When it comes to ransomware protection, Managed Service Providers (MSPs) are in a unique position. On the one hand, they are often the main line of defense for their customers against ransomware. At the same time, they themselves may be a target of ransomware. Not only that, but very often the threat actors attack MSPs just as a means to gain administrator access to their clients. That’s the lesson that some of them learned the hard way during the Kaseya attack earlier this year, when a popular MSP software platform was compromised by threat actors, allowing them untethered access to their clients’ privileged information.

Indeed, this is likely the reason why it would seem that attackers are increasingly targeting MSPs in particular, and it’s time for them to get as serious as they can about ransomware protection.

Why threat actors love to target MSPs

It’s not hard to guess why MSPs have become a sought after target for attackers. MSPs offer cyber security protection to their customers. In order to do this, they need to be given full access to, the mission-critical infrastructure, applications and networks of multiple businesses. By breaching a single MSP, threat actors breach multiple IT estates. For threat actors, this is a much more efficient strategy than attempting to breach multiple businesses individually.


The fact that companies have become more reliant on MSPs in the wake of the Covid pandemic makes them an even richer target. As many businesses have pivoted toward distributed workforces, MSPs have come to play a central role in supporting these businesses’ remote workers, making these types of attacks all the more devastating.


Ransomware protection for MSPs

Faced with these challenges, MSPs need to take action, as they now need to not only defend themselves, but also risk exposing their customers. This means they need to establish security postures that are as strong as possible to protect against ransomware for both themselves and their clients.

The following are just a few measures that should be taken in order to improve the security posture.


Audit MSP tools

MSPs should be continuously aware of security vulnerabilities or risks within the tools they use.

It may be difficult to miss news about incidents like the Kaseya attack, which was widely publicized. But more obscure IT tools (like remote management software or monitoring tools) may not always make headlines. And, in some cases, MSPs may not even be sure which tools they use in their business, because different technicians may rely on different software.

A continuous inventory should be kept of all of the tools used by employees along with how secure they are known to be.


Disable inactive user accounts

The typical MSP business sees clients come and go over time. Even within long-term clients, individual users will leave.

When this happens, all associated user accounts should be disabled immediately. User accounts that remain active but are not only unnecessary, but are a wide-open door for threat actors.


Restrict network access

Network access policies based on zero trust and least privilege may make networks a bit less convenient to administer, but they’re critical for mitigating security risks.

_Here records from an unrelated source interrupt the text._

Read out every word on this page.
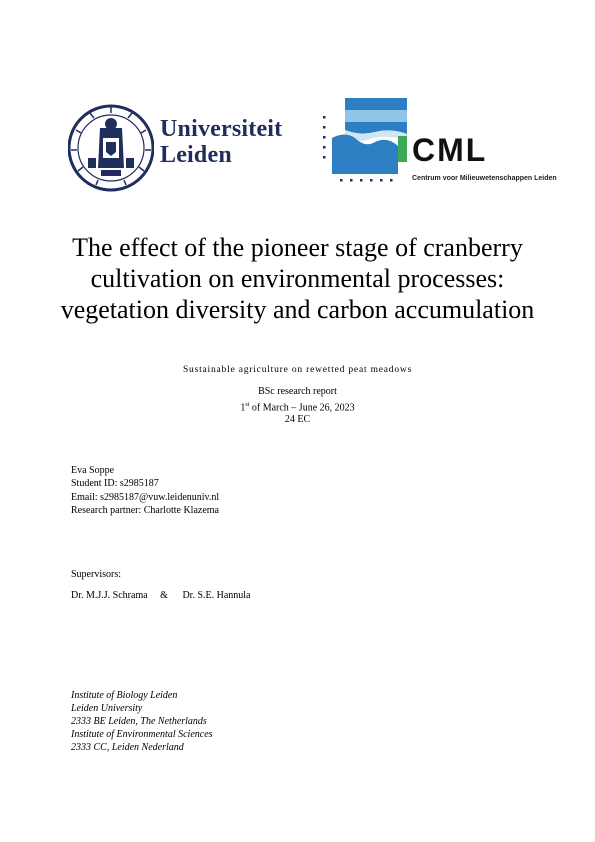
Universiteit
Leiden	CML
Centrum voor Milieuwetenschappen Leiden
The effect of the pioneer stage of cranberry cultivation on environmental processes: vegetation diversity and carbon accumulation
Sustainable agriculture on rewetted peat meadows
BSc research report
1st of March – June 26, 2023
24 EC
Eva Soppe
Student ID: s2985187
Email: s2985187@vuw.leidenuniv.nl
Research partner: Charlotte Klazema
Supervisors:
Dr. M.J.J. Schrama & Dr. S.E. Hannula
Institute of Biology Leiden
Leiden University
2333 BE Leiden, The Netherlands
Institute of Environmental Sciences
2333 CC, Leiden Nederland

MSPs should ensure that access to all network resources across all of the businesses they manage is restricted to the least necessary. They should also enforce rules that prevent new endpoints from joining the network until they are validated and determined to be secure.


Implement air-gapped backups

Backups — which MSPs often manage for their clients — are a critical resource for ransomware protection. But they are not very useful if they are stored alongside production systems, in which case attackers may be able to compromise the backups along with the main network.

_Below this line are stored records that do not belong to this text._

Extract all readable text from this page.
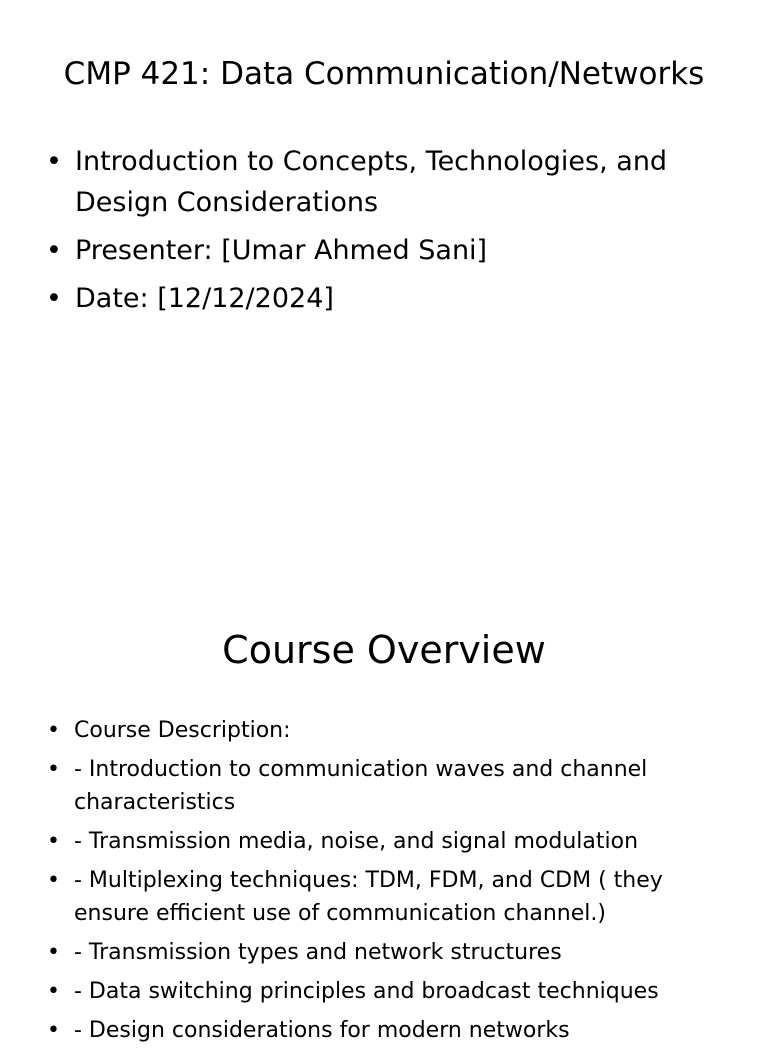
CMP 421: Data Communication/Networks
• Introduction to Concepts, Technologies, and Design Considerations
• Presenter: [Umar Ahmed Sani]
• Date: [12/12/2024]
Course Overview
• Course Description:
• - Introduction to communication waves and channel characteristics
• - Transmission media, noise, and signal modulation
• - Multiplexing techniques: TDM, FDM, and CDM ( they ensure efficient use of communication channel.)
• - Transmission types and network structures
• - Data switching principles and broadcast techniques
• - Design considerations for modern networks
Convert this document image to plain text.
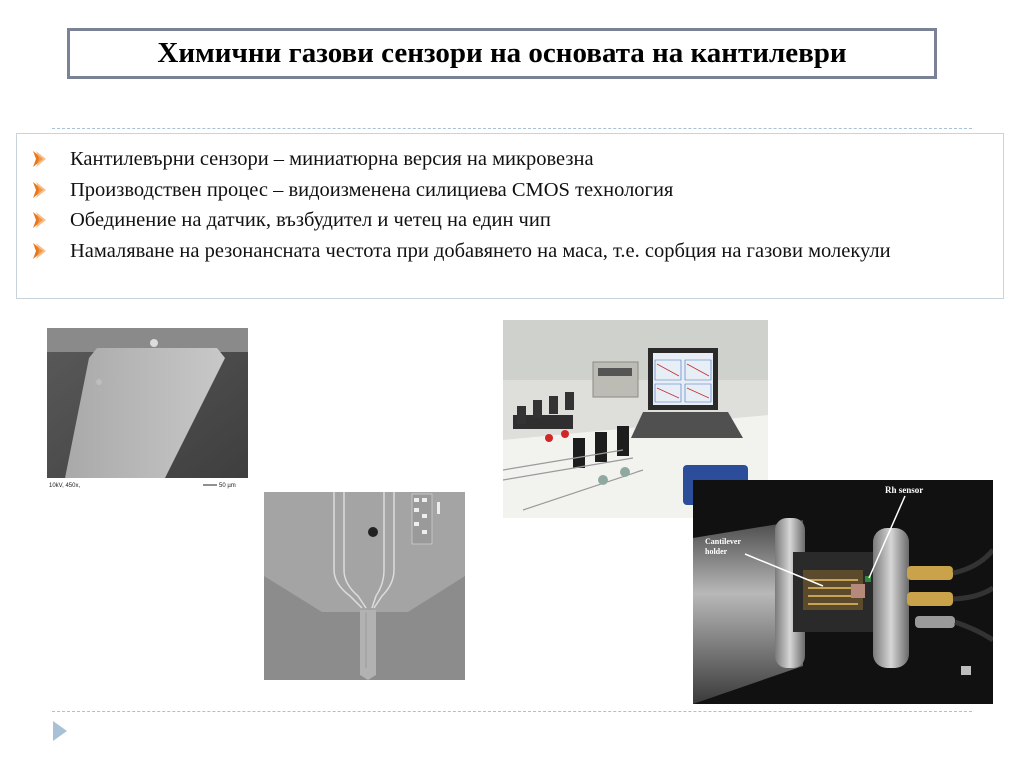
Химични газови сензори на основата на кантилеври
Кантилевърни сензори – миниатюрна версия на микровезна
Производствен процес – видоизменена силициева CMOS технология
Обединение на датчик, възбудител и четец на един чип
Намаляване на резонансната честота при добавянето на маса, т.е. сорбция на газови молекули
10kV, 450x,	50 µm	Rh sensor
Cantilever
holder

This risk can be mitigated by “air-gapping” backup data. Air-gapping means storing data in an offline location, where security risks are significantly lower because the data cannot be accessed via the Internet. If this is not possible, the data should at the very least be stored in a separate site from their customers’ production infrastructure.


Implement an evasive ransomware prevention solution

It may be easy enough for MSPs to detect ransomware attacks that don’t try particularly hard to hide. Network management software can alert teams to port-scanning by unknown hosts, for example, or to repeated failed login requests that could reflect efforts to brute-force passwords.

But smart threat actors use more evasive techniques. To detect their attacks, MSPs should deploy anti-ransomware solutions like Minerva Labs, which was built specifically to stop attacks by breaking the decision-based logic upon which evasive ransomware relies. With this functionality on their side, ransomware can be stopped before it compromises sensitive data.



MSPs have become a popular target for ransomware. They’ve also assumed a more important role than ever in stopping ransomware attacks, given the increased reliance of many businesses on MSPs in the Covid era.

For both of these reasons, MSPs need to be extra-wary today of ransomware, and ensure that they implement all of the tools and practices at their disposal to prevent ransomware attacks before they happen.